My last letter was uploaded on 5 April 2015. This one sentence should speak volumes, but it hasn’t, except perhaps to me and me alone. Here I am, in Metropolitan Hotel in Downtown Vancouver, having met four groups of friends in two days and having been booked for a bus trip tomorrow for Whistler, I pause to check what’s on the laptop which I haven’t touched since last April.
I had not written a year ender for 2015 or sent off any seasonal greetings by bulk mailing. That doesn’t mean that I have been idle. Indeed that could be the sign of an over-used mind in a tired and aging body. Meanwhile, the times are changing; people’s habits are changing and their attention spans shortening; more people are not reading texts with more than 50 words or listening to sound bites longer than ten seconds; there seems to be no place for truth or common sense; and nobody appears to care.
Perhaps the operative word in my last paragraph is “seems”. These days, it is increasingly more difficult to tell the difference between truths and non truths, between real and unreal, or even between good and bad, particularly if one relies on the media for their main inputs. It follows that the average person would not ask further questions when presented with a statement that seems to be true or something that seems to be real, and when asked to decide on whether anything is good or bad, will go no further if it seems good, or for that matter, if it seems bad.
It used to be very easy to tell the difference between good and bad. Indeed the Bible tells us that everything that God creates is good. Then God created Man and gave them freewill and a free mind. Over time, the mind generated evil intentions or mental formations which in turn led to things that are not so good or bad resulting in bad consequences. If I were asked to write the history of mankind, that would be how I would begin.
Recently, my brother found time to rekindle his interest in the Wan family ancestry beyond our parents, based on some very old pictures and images of calligraphy which had decked the walls of the family home for a long time but which had gone unnoticed. Our parents, in particular our mother, had left some manuscripts about their very early lives, of which I had kept copies. My brother thought that the manuscripts might help his research and asked me to dig them out, which I did, with some difficulties. Naturally, I took time to read what I found or rediscovered; and in the process, the thought of writing my own memoire crept up, not for the first time though.

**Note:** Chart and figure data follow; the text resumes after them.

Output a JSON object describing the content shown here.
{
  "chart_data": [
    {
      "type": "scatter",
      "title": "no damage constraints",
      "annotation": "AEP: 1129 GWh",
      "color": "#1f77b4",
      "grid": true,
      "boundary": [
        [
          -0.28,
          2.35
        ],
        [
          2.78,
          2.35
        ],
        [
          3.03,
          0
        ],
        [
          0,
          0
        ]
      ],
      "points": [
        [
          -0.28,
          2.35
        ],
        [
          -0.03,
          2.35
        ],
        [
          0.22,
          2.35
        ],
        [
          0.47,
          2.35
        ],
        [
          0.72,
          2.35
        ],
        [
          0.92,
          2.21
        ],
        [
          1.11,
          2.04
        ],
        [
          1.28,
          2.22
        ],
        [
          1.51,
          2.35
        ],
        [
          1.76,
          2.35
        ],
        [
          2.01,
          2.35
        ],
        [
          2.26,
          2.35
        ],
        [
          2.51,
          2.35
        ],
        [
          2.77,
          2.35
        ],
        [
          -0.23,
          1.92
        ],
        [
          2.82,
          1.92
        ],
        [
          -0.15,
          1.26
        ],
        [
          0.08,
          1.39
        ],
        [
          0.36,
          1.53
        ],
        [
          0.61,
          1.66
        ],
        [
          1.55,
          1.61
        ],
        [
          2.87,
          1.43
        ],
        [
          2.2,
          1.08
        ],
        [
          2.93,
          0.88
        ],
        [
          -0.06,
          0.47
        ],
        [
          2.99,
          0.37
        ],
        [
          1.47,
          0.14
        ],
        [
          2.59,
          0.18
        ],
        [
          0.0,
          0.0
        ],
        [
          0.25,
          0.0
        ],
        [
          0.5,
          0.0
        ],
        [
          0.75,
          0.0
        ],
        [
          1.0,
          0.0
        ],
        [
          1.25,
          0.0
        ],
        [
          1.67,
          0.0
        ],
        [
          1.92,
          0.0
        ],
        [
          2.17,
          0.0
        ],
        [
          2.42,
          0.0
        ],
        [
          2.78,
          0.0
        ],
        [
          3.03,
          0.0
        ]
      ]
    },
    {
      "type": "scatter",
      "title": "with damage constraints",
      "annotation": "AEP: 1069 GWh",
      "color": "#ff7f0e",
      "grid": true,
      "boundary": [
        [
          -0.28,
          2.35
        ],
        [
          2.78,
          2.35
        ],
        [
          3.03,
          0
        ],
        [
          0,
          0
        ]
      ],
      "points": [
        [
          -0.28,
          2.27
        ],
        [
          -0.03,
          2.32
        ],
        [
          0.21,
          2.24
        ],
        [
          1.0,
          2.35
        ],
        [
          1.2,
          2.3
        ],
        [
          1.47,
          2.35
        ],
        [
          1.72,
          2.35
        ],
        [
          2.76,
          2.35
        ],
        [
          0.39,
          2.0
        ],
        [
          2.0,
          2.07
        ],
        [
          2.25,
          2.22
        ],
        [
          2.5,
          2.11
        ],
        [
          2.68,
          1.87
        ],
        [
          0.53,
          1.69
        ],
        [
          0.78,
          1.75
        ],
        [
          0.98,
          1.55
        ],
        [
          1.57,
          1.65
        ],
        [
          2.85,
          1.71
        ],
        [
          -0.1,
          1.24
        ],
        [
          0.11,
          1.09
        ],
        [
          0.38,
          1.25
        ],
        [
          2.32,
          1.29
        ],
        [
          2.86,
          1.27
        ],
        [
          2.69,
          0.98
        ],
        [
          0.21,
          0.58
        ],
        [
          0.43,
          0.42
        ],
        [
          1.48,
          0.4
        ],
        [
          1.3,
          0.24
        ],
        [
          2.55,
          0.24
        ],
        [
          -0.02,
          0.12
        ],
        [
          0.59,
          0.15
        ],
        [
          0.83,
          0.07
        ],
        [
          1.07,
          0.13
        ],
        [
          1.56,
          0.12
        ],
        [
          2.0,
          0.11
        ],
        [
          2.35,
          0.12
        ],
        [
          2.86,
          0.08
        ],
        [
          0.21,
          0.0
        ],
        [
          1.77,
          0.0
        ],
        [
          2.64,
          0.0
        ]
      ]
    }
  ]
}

People write memoires all the time and many of the rich and famous would hire others to pen their biographies. Inevitably, such writings mostly talk about what they have done or said right, on what occasions and to whom. They also provide fertile grounds to discuss their arch enemies, thus offering opportunities to heal past wounds or open up old ones; and occasionally but not infrequently, new materials for redressing past wrongs and for re-writing history. Alas, history is for the victors. Some losers try very hard to re-write history, resulting in further history in the making.
If I write my own autobiography, what should I put in, where do I begin and how should I start? More relevantly, why should I write one at all, and who would be the readers? Once again, people write because they have something to say that they would like to leave for posterity; or more likely, when they have a special angle they would like to play up, one that is unique and hopefully, interesting, at least to a certain sector of readers.
But I have already said that people are not reading that much now. They would spend more time on their cell phone or iPad with which they would discover new or long lost friends. I met a lawyer at lunch today who carelessly brought up the name of a friend whom I haven’t met for over 35 years and whom she said is now living in Toronto. On further questioning and verification, it was indeed the very friend with whom I lost contact for that long. Immediately, we had our pictures taken, to be forwarded to this friend with a view to being reconnected if she so desires. Such is how technology can potentially regulate and control our lives, but notice, only if we want to be so regulated and controlled. More often than not, we have fallen into habits, created by social norms and behaviors, of acting like automatons, taking pictures after a course arrives and before the food would be tasted, uploading selfies of all new made friends without seeking permission from others also caught in the frame, or passing information on almost anything to everyone without first checking for authenticity or usefulness of the contents.
Back to the questions on my autobiography, if I begin to write, I would first clarify my date and place of birth, not that I believe anyone would be interested. In the early days, I always thought that I was born in Hong Kong because that was the only place I knew in the world. And for many years, I have lived by a different year of birth assuming that I was born in the Year of the Mouse rather than a born Pig. I also lived under a different zodiac sign of the horoscope for many years, being so convinced that I was born under the sign of Aries that I had collected a lot of the characteristics under the sign and learnt to like the features of a typical Arian, good and bad, and worst, tried to live like one. When I found out that my birth sign is actually Taurus, I gave up my interest in the horoscopes.
Then I would probably write on my ancestry, which is why I am interested in the research that my brother is working on. Apparently, our father was related to an uncle who is a high scholar with an imperial appointment in the Qing Dynasty who was sufficiently senior to carry the Last Emperor Puyi during Enthronement. This Grand Uncle had an appointment in the Chinese Department of the Faculty of Arts in HKU. He later resigned because of ill health and died in 1940. My parents met in Hong Kong in 1941 just before the War and I was born in Canton.
On that ancient note, I wish you all well and a Happy and Prosperous Year of the Monkey in advance; and I hope to talk to you again soon, probably from Whistler.